Die Kraft von Schere und Spreizer mit Hydraulikantrieb lässt sich an der vierten Station austesten. Mit einem der beiden Geräte, die ebenfalls in der Bergung zum Einsatz kommen, sollen drei mit Wasser gefüllte Trinkgefäße – Plastikbecher und -glas sowie Sektglas – sozusagen in die Zange genommen werden, ohne sie zu beschädigen. Das gelingt gut, wobei zur Demonstration auch mal mit Schmackes in einen Aluträger geschnitten wird.

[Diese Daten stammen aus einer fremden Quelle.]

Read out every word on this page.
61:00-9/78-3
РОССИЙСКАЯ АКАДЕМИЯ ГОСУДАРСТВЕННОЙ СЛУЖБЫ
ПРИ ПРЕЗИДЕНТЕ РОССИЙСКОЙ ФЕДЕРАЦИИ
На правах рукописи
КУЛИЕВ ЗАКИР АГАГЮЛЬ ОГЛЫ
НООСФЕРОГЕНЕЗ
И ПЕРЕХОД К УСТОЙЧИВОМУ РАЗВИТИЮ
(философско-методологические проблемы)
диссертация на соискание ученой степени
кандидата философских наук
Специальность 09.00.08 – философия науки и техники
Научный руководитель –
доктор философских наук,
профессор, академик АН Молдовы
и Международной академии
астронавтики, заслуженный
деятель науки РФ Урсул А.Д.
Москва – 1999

Ein Gang durchs Gebäude und eine Bildpräsentation auf dem Computer vor dem Haus bilden den Abschluss. Fotos vom Einsatz in New Orleans (Hurrikan Katrina), dem Elbehochwasser, der Absicherung eines nicht mehr standfesten Hauses in Waldrems oder der Belüftung des Stuttgarter Max-Eyth-Sees vermitteln die unterschiedlichen Aufgabengebiete, die Ortsbeauftragter Alexander Krumbach kurz erläutert. Er selbst war Anfang Juli im Irak, wo er Bewohner in einem Flüchtlingslager geschult hat, damit sie ihren eigenen Werkzeugverleih organisieren können. Seine Frau Marei ist bei der Ladies-Night mit von der Partie, um eine konkretere Vorstellung von der Arbeit zu bekommen. „Ich fand es gut und wichtig, dass er dort war, auch wenn mir natürlich ein bisschen mulmig war, als die Spannungen sich verschärft haben“, sagt sie. Unter Umständen wäre ich auch bereit gewesen, ihn zu begleiten.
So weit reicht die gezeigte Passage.